The budget proposal unveiled today spells out the details of a new income-driven repayment (IDR) plan for struggling borrowers that Trump had sketched out on the campaign trail.
Existing IDR plans — PAYE, REPAYE, IBR, and ICR — don’t require borrowers to make monthly payments larger than 10 to 20 percent of their discretionary income. If the resulting payments are so low that borrowers aren’t able to retire their loans after 20 or 25 years of payments, any remaining debt is forgiven.
Trump’s IDR plan — which would become the only alternative to standard repayment plans for new borrowers — would require that borrowers pay at least 12.5 percent of their discretionary income.
Although that’s more than the 10 percent required of borrowers in the most popular IDR plans, PAYE and REPAYE, Trump’s plan would also allow borrowers who have only taken out loans for an undergraduate degree to qualify for loan forgiveness more quickly — after 15 years of payments, instead of 20 or 25 years.

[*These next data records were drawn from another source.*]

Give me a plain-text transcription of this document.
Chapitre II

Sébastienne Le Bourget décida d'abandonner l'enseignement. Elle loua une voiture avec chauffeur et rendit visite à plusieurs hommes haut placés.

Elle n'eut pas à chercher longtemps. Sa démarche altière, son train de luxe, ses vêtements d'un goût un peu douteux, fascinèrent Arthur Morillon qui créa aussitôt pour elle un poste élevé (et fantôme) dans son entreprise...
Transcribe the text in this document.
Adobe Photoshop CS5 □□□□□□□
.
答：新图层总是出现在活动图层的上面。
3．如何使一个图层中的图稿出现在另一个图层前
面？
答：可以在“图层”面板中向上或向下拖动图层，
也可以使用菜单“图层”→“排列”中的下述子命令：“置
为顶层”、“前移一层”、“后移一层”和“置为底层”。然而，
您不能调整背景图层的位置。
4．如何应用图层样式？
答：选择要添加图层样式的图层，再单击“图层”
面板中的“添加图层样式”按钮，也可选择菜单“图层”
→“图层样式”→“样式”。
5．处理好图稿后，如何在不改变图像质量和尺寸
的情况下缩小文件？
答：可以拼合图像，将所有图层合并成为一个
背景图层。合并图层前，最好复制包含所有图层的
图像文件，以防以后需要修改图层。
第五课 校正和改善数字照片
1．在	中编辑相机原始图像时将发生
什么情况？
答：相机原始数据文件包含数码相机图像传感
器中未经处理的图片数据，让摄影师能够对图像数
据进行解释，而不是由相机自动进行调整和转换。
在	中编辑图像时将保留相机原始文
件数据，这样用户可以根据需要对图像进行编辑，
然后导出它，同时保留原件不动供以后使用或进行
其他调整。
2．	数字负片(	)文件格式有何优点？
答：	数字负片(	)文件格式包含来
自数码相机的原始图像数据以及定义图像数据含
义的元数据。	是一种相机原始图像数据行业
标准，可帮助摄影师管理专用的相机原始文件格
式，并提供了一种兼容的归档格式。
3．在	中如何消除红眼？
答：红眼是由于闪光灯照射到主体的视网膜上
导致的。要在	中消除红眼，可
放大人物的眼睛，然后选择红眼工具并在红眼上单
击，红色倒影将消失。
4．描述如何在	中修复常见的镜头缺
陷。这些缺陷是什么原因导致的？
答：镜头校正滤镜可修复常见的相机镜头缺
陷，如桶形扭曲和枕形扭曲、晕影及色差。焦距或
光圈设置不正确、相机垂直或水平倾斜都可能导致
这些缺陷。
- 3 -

The catch is that under the Trump plan, borrowers who have any graduate school debt would have to make 30 years of payments to qualify for forgiveness.
And for borrowers who see a dramatic increase in income, there is no cap on the monthly payment amount. This is in order “to guarantee that high-income, high-balance borrowers pay an equitable share before their remaining balances are forgiven,” the Trump administration said in justifying this approach (there’s no cap on monthly payment amounts in REPAYE, either).
The bottom line is that while many undergraduates would be better off in Trump’s plan than in existing IDR plans, graduate students would be less likely to qualify for loan forgiveness — and have smaller amounts forgiven if they did.
The Trump administration estimates that having a single IDR plan for new borrowers in place by 2018 would save the government $76.4 billion over the next 10 years. Eliminating Public Service Loan Forgiveness would generate $27.5 billion in additional savings over the same time period.
The Public Service Loan Forgiveness program, “unfairly favors some career choices over others and is complicated for borrowers to navigate,” the Trump administration said in justifying its proposal to eliminate it. “This package would simplify repayment for all new undergraduate borrowers regardless of occupation and create a pathway for expedited debt forgiveness after 15 years of payments instead of after 20 years under current law.”
But critics said students who have earned costly graduate degrees in law and medicine would be discouraged from seeking low-paying positions that serve the public good. Not only would those with graduate degrees no longer qualify for Public Service Loan Forgiveness after 10 years of payments, but it would take them 30 years to qualify for forgiveness under Trump’s IDR plan.
Asher noted that teachers who earn master’s degrees typically have $44,200 in student loan debt, and a starting salary of $36,100. Requiring that they make 30 years of payments before qualifying for loan forgiveness increases their total cost of repaying their loans by more than $70,000 compared to Public Service Loan Forgiveness granted after 10 years, Asher said.
“Combined, the proposed student loan changes would likely make it much harder to recruit and retain teachers, police officers, doctors, and other professionals, particularly in underserved rural areas,” Asher said.
Editors note: This story has been updated to include comments by Lauren Asher, president of The Institute for College Access & Success (TICAS).